What if I want to spell Denmark how the people from there spell it? (Danmark)


----------



## Johannes91 (Jun 5, 2009)

ThatGuy said:


> What if I want to spell Denmark how the people from there spell it? (Danmark)


The spelling doesn't depend on where the speaker is from, but on what language he's using. It's Danmark is Danish and Denmark is English, just like Suomi vs. Finland.

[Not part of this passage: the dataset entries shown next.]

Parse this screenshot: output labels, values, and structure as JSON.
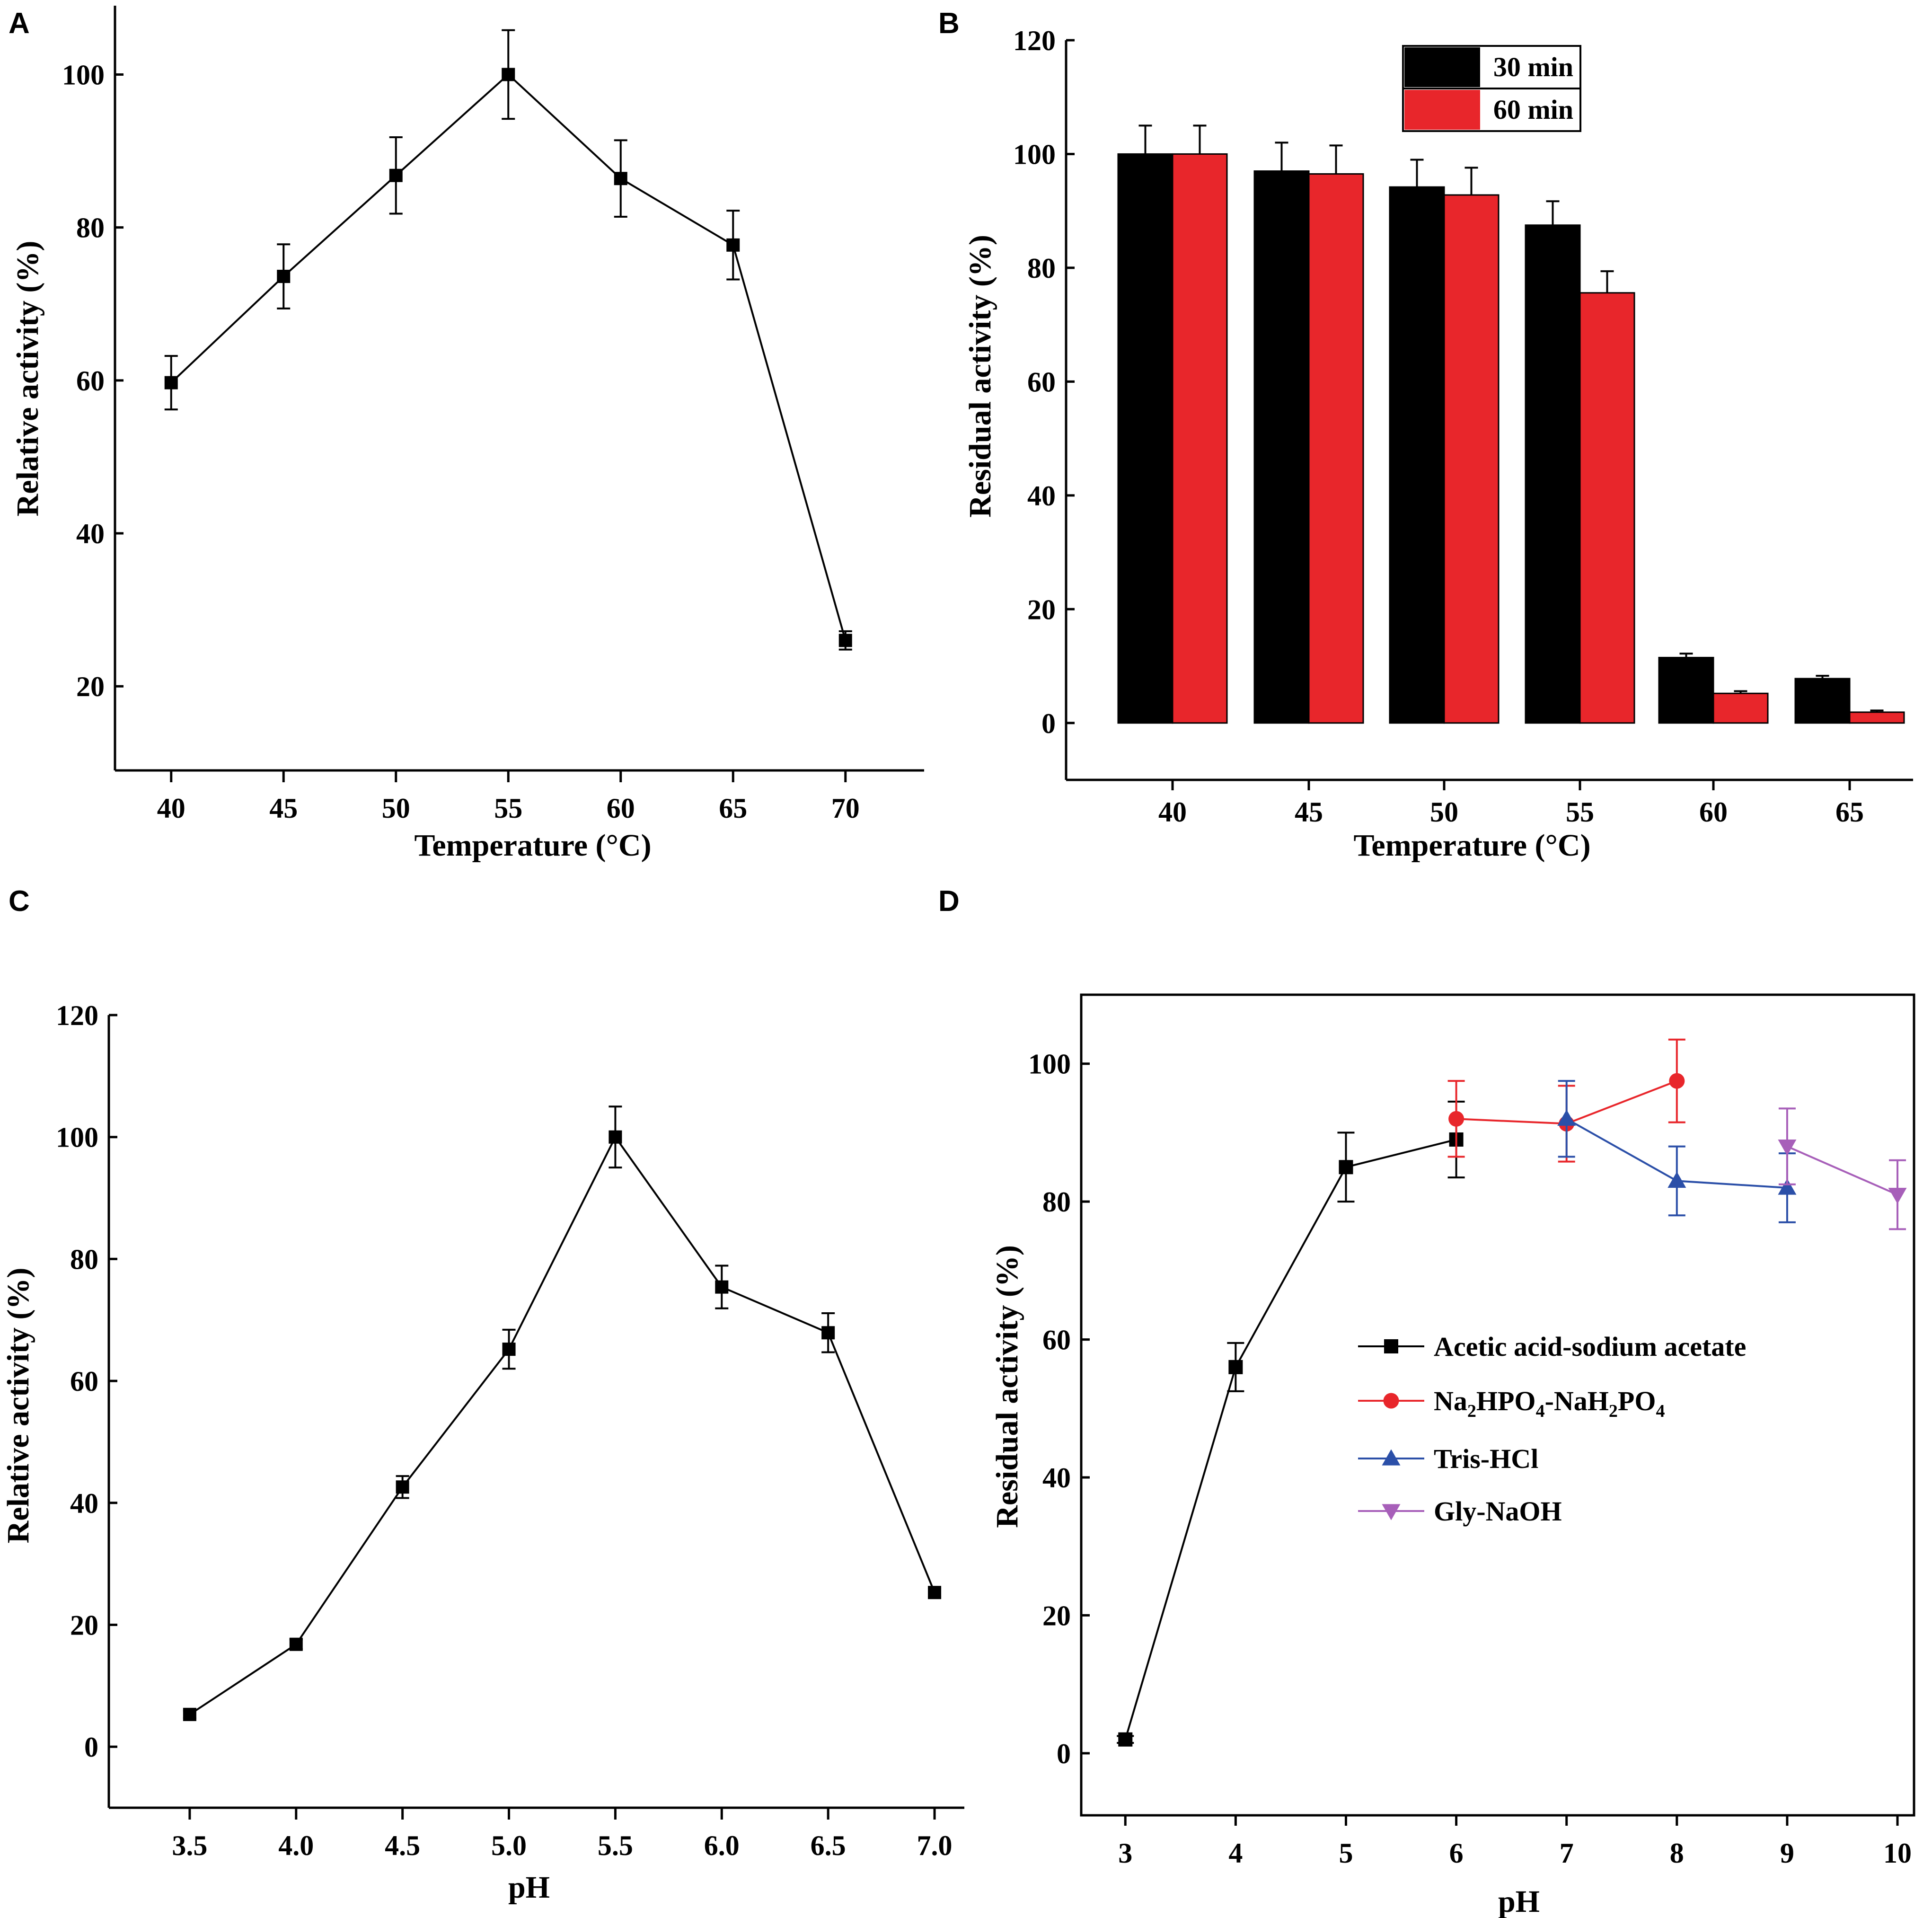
{
  "figure": {
    "panels": [
      "A",
      "B",
      "C",
      "D"
    ]
  },
  "colors": {
    "black": "#000000",
    "red": "#e8262b",
    "blue": "#2b4fa8",
    "purple": "#a75fb9"
  },
  "chart_data": [
    {
      "panel": "A",
      "type": "line",
      "xlabel": "Temperature (°C)",
      "ylabel": "Relative activity (%)",
      "x": [
        40,
        45,
        50,
        55,
        60,
        65,
        70
      ],
      "x_tick_labels": [
        "40",
        "45",
        "50",
        "55",
        "60",
        "65",
        "70"
      ],
      "y_ticks": [
        20,
        40,
        60,
        80,
        100
      ],
      "y_tick_labels": [
        "20",
        "40",
        "60",
        "80",
        "100"
      ],
      "xlim": [
        37.5,
        73.5
      ],
      "ylim": [
        9,
        109
      ],
      "series": [
        {
          "name": "Relative activity",
          "marker": "square",
          "color": "#000000",
          "values": [
            59.7,
            73.6,
            86.8,
            100,
            86.4,
            77.7,
            26.0
          ],
          "errors": [
            3.5,
            4.2,
            5.0,
            5.8,
            5.0,
            4.5,
            1.2
          ]
        }
      ]
    },
    {
      "panel": "B",
      "type": "bar",
      "xlabel": "Temperature (°C)",
      "ylabel": "Residual activity (%)",
      "categories": [
        "40",
        "45",
        "50",
        "55",
        "60",
        "65"
      ],
      "y_ticks": [
        0,
        20,
        40,
        60,
        80,
        100,
        120
      ],
      "y_tick_labels": [
        "0",
        "20",
        "40",
        "60",
        "80",
        "100",
        "120"
      ],
      "ylim": [
        -10,
        120
      ],
      "legend_position": "top-center",
      "series": [
        {
          "name": "30 min",
          "color": "#000000",
          "values": [
            100,
            97,
            94.2,
            87.5,
            11.5,
            7.8
          ],
          "errors": [
            5.0,
            5.0,
            4.8,
            4.2,
            0.7,
            0.5
          ]
        },
        {
          "name": "60 min",
          "color": "#e8262b",
          "values": [
            100,
            96.5,
            92.8,
            75.6,
            5.2,
            1.9
          ],
          "errors": [
            5.0,
            5.0,
            4.8,
            3.8,
            0.4,
            0.3
          ]
        }
      ]
    },
    {
      "panel": "C",
      "type": "line",
      "xlabel": "pH",
      "ylabel": "Relative activity (%)",
      "x": [
        3.5,
        4.0,
        4.5,
        5.0,
        5.5,
        6.0,
        6.5,
        7.0
      ],
      "x_tick_labels": [
        "3.5",
        "4.0",
        "4.5",
        "5.0",
        "5.5",
        "6.0",
        "6.5",
        "7.0"
      ],
      "y_ticks": [
        0,
        20,
        40,
        60,
        80,
        100,
        120
      ],
      "y_tick_labels": [
        "0",
        "20",
        "40",
        "60",
        "80",
        "100",
        "120"
      ],
      "xlim": [
        3.12,
        7.14
      ],
      "ylim": [
        -10,
        120
      ],
      "series": [
        {
          "name": "Relative activity",
          "marker": "square",
          "color": "#000000",
          "values": [
            5.3,
            16.8,
            42.6,
            65.2,
            100,
            75.4,
            67.9,
            25.3
          ],
          "errors": [
            0.6,
            0.8,
            1.8,
            3.2,
            5.0,
            3.5,
            3.2,
            0.7
          ]
        }
      ]
    },
    {
      "panel": "D",
      "type": "line",
      "xlabel": "pH",
      "ylabel": "Residual activity (%)",
      "x_ticks": [
        3,
        4,
        5,
        6,
        7,
        8,
        9,
        10
      ],
      "x_tick_labels": [
        "3",
        "4",
        "5",
        "6",
        "7",
        "8",
        "9",
        "10"
      ],
      "y_ticks": [
        0,
        20,
        40,
        60,
        80,
        100
      ],
      "y_tick_labels": [
        "0",
        "20",
        "40",
        "60",
        "80",
        "100"
      ],
      "xlim": [
        2.6,
        10.15
      ],
      "ylim": [
        -9,
        110
      ],
      "legend_position": "center-right",
      "series": [
        {
          "name": "Acetic acid-sodium acetate",
          "marker": "square",
          "color": "#000000",
          "x": [
            3,
            4,
            5,
            6
          ],
          "values": [
            2.0,
            56.0,
            85.0,
            89.0
          ],
          "errors": [
            0.5,
            3.5,
            5.0,
            5.5
          ]
        },
        {
          "name": "Na2HPO4-NaH2PO4",
          "marker": "circle",
          "color": "#e8262b",
          "label_parts": [
            "Na",
            "2",
            "HPO",
            "4",
            "-NaH",
            "2",
            "PO",
            "4"
          ],
          "x": [
            6,
            7,
            8
          ],
          "values": [
            92.0,
            91.3,
            97.5
          ],
          "errors": [
            5.5,
            5.5,
            6.0
          ]
        },
        {
          "name": "Tris-HCl",
          "marker": "triangle-up",
          "color": "#2b4fa8",
          "x": [
            7,
            8,
            9
          ],
          "values": [
            92.0,
            83.0,
            82.0
          ],
          "errors": [
            5.5,
            5.0,
            5.0
          ]
        },
        {
          "name": "Gly-NaOH",
          "marker": "triangle-down",
          "color": "#a75fb9",
          "x": [
            9,
            10
          ],
          "values": [
            88.0,
            81.0
          ],
          "errors": [
            5.5,
            5.0
          ]
        }
      ]
    }
  ]
}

And this trick obviously isn't meant to work in other languages than English.


----------



## cmhardw (Jun 5, 2009)

endless_akatsuki said:


> Here's one that my friend thought of.
> 
> 1.	Pick a number between 0 and 36.





Spoiler



Again, I want to know your trick here. My number from 0-36 is u.

1) u
2) This determines divisibility by 3. Also, taking this answer (mod 3) will tell me the remainder when dividing my original number by 3. The smallest answer I could have here is 0 and the largest is 11.
3) My answer is in the range of 8-19 at this point.
4) multiplying by 7 gives me the possibility of having 56, 63, 70, 77, 84, 91, 98, 105, 112, 119, 126, 133 at this step.
5) This is a divisibility test for the number 7. The result of doing this will give me a multiple of 7 at the end of this step, since my number is clearly already divisible by 7. Possible answers at the end of this step are: -7, 0, 7
6) Possible answers at the end of this step are 0, 49
7) I end up with 8 at the end of this step regardless of my original choice of number.
8) 8->H and all choices give H.
9) Hawaii is the only state that starts with H. Everyone has picked this by this step.
10) Honolulu -> u -> Utah (it's the only "U" state).
11) Salt Lake City -> Y -> 25
12) 5

I have to say I like how you use a divisibility test for the number 7 in your trick after multiplying by 7. I figure most people wouldn't know that trick and would not pick up on that.



Chris


----------